International aid organizations are warning that more than 16 million people face hunger in Somalia, Ethiopia, Kenya and South Sudan. Nigeria and Yemen also face food emergencies.
The compounding crises offer an urgent reminder that nearly a billion people worldwide are unable to access sufficient food. Food insecurity is likely to increase as population growth drives a 50 percent increase in demand for food by 2030 and an increase of more than 80 percent by 2050.
This week, government and business leaders, researchers, philanthropists and investors convene in Washington D.C. to check their progress at the Global Food Security Symposium.

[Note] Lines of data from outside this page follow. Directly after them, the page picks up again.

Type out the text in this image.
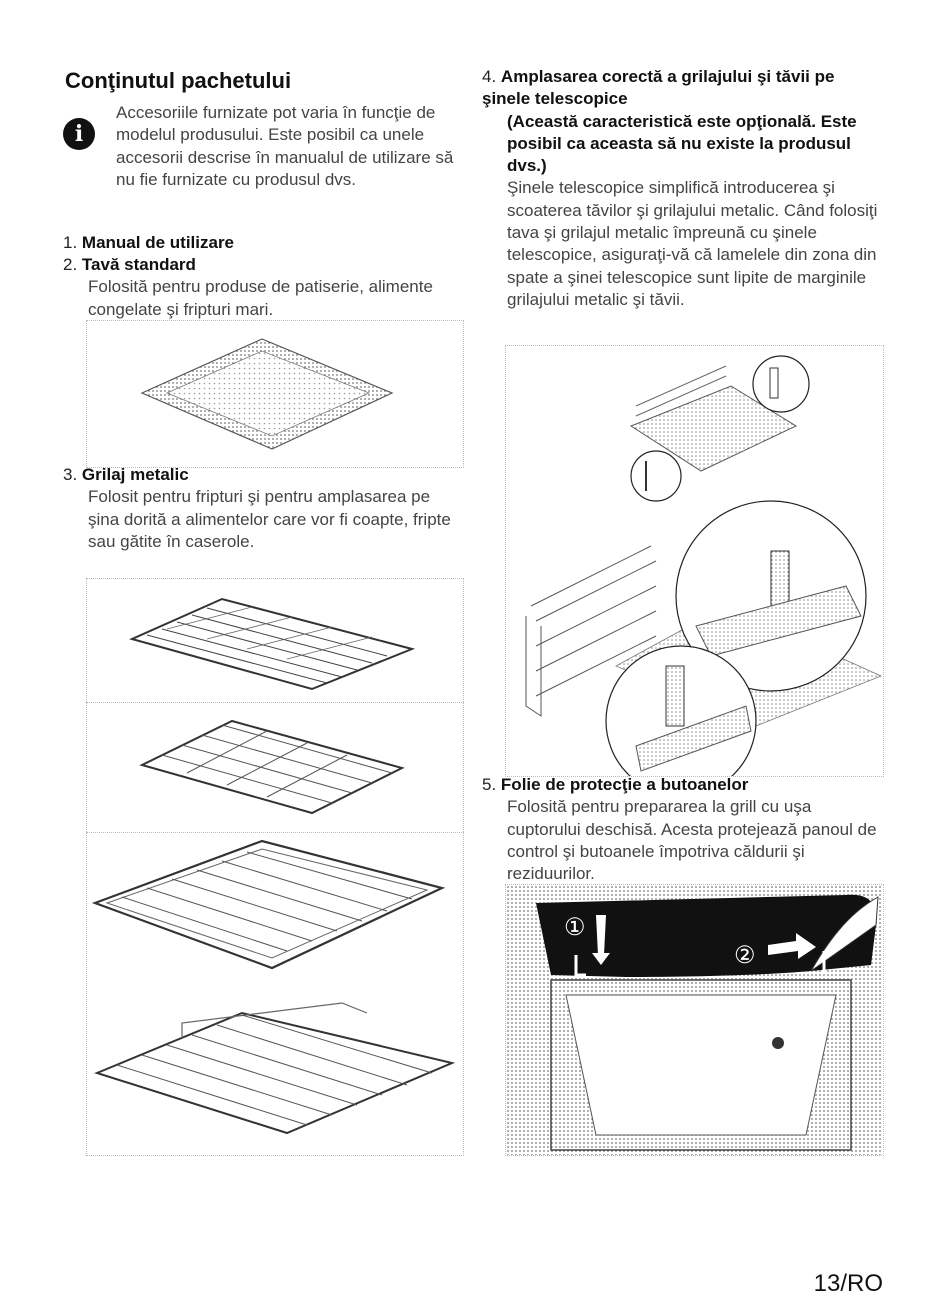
Conţinutul pachetului
i
Accesoriile furnizate pot varia în funcţie de modelul produsului. Este posibil ca unele accesorii descrise în manualul de utilizare să nu fie furnizate cu produsul dvs.
1. Manual de utilizare
2. Tavă standard
Folosită pentru produse de patiserie, alimente congelate şi fripturi mari.
3. Grilaj metalic
Folosit pentru fripturi şi pentru amplasarea pe şina dorită a alimentelor care vor fi coapte, fripte sau gătite în caserole.
4. Amplasarea corectă a grilajului şi tăvii pe şinele telescopice
(Această caracteristică este opţională. Este posibil ca aceasta să nu existe la produsul dvs.)
Şinele telescopice simplifică introducerea şi scoaterea tăvilor şi grilajului metalic. Când folosiţi tava şi grilajul metalic împreună cu şinele telescopice, asiguraţi-vă că lamelele din zona din spate a şinei telescopice sunt lipite de marginile grilajului metalic şi tăvii.
5. Folie de protecţie a butoanelor
Folosită pentru prepararea la grill cu uşa cuptorului deschisă. Acesta protejează panoul de control şi butoanele împotriva căldurii şi reziduurilor.
①
②
13/RO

A 2015 European Commission report, Global Food Security 2030, suggests that the well-nourished and the undernourished need to be considered as parts of the same global food system. That suggests the need for an integrated approach that secures “regular access to adequate food for the majority of the 8–9 billion people who will live on earth in the period 2030–2050, while addressing the food insecurity of a fraction of that total.”
In the developed world, this means more efficient use of agricultural inputs and reduction of waste (e.g. through precision farming) and genetic improvements in crops. In emerging markets this means more efficient use of water and fertilizers, adoption of soil conservation practices and significant reductions in post-harvest losses.
The report’s authors urge “particular attention to the eradication of hunger and malnutrition through special anti-poverty, rural development and food aid actions.” At the same time, global leaders “must better exploit the huge opportunity the global food sector represents in terms of innovation, commerce, trade, health, wealth generation and geopolitical relations.”